Why I am cautiously rejoining the ALP

Every citizen should be able to walk like a giant on this land.

 Every citizen should feel as if they have a stake in what happens, that they are a part of something and that they have a responsibility to participate, contribute and safeguard all that is good about Australia. The major political parties are closed shops and that is a very dangerous thing for our future. Any small opening must be seized upon if we are to progress.

For nearly ten years now I have been calling for the Labor Party to democratise.  (See the long list of links and papers in the downloadable pdf file below) Its been a difficult cause to advocate. In the early 2000s I like so many others  gave up and became disenchanted. From the statistics we know that thousands of Labor party members left to try to find something better.  Many joined the Greens.  Many have swung their support behind independent candidates. Many, like me, have just become stray political dogs.

In desperation for a party that truly reflected its members, I initially joined the Democrats. There was nothing more than a rump of the membership left.  I was disappointed that after their radical experiment, with members even voting on policy decisions taken in the parliament, there seemed to be an extreme counter reaction. When I joined the only people left were professional political minders and number crunchers who wanted to control things like other party officials did. It was a tragedy for the Democrats they simply needed to moderate some of their procedures, they threw the baby out with the bath water. But that’s another story, another analysis.

For those that think that all this was just plain crazy, reflect on this:  Labor’s primary vote was 33.6 per cent last month. Whether the Democrats, the Greens, independents or Nick Xenophon or some other constellation of power; Labor will need to either form a coalition, consult or take over the vote of this new large group of stray dogs to win office in its own right. Furthermore this rump of democracy also protects Australians from any excesses that the Liberal National Party might contemplate. So were we so wrong to leave the Labor Party? I think not. There have been some real disappointments. But the impetus forsmall  independent, democratic candidates in the parliament will only grow stronger.

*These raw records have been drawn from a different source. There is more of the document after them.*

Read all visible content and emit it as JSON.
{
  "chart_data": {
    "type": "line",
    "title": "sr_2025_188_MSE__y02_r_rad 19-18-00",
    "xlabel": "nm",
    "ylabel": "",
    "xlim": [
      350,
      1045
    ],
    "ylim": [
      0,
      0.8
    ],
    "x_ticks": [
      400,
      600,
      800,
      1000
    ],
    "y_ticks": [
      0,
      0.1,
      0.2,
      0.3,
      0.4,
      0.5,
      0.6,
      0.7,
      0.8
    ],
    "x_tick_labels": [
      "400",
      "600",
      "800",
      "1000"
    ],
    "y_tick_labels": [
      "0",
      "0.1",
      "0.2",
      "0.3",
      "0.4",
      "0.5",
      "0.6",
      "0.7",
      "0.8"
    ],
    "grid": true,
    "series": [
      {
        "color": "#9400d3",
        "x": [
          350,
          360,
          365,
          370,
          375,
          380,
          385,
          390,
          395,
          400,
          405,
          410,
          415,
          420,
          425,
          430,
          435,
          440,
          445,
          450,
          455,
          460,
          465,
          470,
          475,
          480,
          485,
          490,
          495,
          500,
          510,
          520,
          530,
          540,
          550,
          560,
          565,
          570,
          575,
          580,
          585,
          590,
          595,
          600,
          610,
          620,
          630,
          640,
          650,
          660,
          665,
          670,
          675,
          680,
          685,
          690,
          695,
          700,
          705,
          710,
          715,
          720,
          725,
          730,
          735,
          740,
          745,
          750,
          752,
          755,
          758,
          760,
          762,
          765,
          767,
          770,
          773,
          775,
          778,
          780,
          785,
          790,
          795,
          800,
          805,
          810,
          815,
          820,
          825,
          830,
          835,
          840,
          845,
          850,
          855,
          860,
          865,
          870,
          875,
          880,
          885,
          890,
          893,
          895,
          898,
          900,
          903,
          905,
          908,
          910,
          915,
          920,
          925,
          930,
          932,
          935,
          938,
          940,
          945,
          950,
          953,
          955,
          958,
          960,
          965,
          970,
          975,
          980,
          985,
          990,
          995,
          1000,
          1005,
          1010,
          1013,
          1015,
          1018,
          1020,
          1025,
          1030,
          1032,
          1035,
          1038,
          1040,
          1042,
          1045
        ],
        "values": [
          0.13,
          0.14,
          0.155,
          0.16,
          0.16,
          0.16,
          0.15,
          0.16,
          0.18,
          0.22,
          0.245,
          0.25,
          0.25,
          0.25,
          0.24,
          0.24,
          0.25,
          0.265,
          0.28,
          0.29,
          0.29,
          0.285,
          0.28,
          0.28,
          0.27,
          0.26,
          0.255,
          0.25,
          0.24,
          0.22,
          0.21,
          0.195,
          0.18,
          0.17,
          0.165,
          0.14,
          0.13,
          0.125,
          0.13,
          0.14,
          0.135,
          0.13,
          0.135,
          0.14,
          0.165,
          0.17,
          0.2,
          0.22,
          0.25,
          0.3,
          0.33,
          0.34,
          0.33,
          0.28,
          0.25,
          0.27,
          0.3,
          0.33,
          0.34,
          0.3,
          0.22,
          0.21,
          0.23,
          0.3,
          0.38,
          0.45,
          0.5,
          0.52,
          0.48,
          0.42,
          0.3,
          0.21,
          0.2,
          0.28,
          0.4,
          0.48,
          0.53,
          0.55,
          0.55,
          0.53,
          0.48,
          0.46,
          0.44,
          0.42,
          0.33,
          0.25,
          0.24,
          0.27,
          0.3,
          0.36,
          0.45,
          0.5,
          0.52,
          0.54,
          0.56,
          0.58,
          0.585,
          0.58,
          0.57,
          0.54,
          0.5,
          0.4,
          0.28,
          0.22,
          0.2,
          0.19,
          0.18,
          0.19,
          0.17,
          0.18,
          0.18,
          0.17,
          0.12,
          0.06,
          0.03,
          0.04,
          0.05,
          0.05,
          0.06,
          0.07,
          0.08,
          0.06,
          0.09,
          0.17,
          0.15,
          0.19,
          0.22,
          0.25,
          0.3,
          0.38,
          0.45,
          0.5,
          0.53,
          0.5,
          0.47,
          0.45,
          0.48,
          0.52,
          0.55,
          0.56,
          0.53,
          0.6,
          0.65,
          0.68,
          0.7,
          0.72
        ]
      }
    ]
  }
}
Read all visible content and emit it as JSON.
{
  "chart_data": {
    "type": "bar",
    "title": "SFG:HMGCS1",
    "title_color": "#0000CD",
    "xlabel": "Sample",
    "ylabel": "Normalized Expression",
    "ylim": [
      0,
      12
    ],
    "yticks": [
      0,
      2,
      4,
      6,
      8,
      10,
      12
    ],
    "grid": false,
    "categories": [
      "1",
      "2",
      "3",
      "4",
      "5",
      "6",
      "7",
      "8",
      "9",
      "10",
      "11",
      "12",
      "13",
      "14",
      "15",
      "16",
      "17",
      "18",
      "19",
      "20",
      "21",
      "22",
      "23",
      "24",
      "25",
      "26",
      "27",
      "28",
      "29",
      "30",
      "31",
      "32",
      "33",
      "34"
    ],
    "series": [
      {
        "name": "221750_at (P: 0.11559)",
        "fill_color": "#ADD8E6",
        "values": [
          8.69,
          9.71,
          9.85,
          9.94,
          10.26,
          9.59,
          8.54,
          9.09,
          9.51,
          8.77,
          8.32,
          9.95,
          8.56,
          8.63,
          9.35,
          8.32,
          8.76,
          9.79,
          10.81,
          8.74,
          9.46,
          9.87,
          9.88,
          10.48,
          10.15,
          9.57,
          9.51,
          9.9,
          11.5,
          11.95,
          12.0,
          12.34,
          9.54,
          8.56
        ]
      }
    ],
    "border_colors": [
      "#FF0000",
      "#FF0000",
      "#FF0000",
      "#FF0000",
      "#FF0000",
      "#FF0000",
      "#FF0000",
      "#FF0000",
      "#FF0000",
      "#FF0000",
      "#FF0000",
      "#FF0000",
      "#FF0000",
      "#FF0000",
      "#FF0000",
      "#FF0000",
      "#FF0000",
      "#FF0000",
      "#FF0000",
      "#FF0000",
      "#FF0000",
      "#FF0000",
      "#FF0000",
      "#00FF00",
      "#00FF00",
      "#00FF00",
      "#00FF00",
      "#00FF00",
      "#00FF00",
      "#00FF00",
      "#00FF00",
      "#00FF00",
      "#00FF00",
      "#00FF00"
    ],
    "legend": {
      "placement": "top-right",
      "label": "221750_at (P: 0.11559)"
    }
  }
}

There is a big role for independents and minor parties. Tony Windsor and Rob Oakeshot were a major disappointment. They simply became part of the Labor party and had a very short term objective. But the idea of independent candidates and parties remains valid and strong. Catherine McGowan’s campaign against Sophie Mirabella is an indication that if you run a real campaign based on real local issues you can unseat safe candidates of either of the political parties.

The main reason I am cautiously rejoining the Labor Party is to ensure that the corruption of our polity in Australia goes no further. Since I have been out of the Labor Party I have learned some very disturbing things about Australian politics. It may well be that the Australian polity is on the verge of being taken over by strong organised crime groups who use our parties as their play things. It is necessary to ensure that our biggest parties do not become fouled by corruption. If this happens being involved in minority parties and independents becomes an issue. Currently they only control 10-15 per cent of the vote it will be a long time before a small party or independent candidate can hope to form a majority government.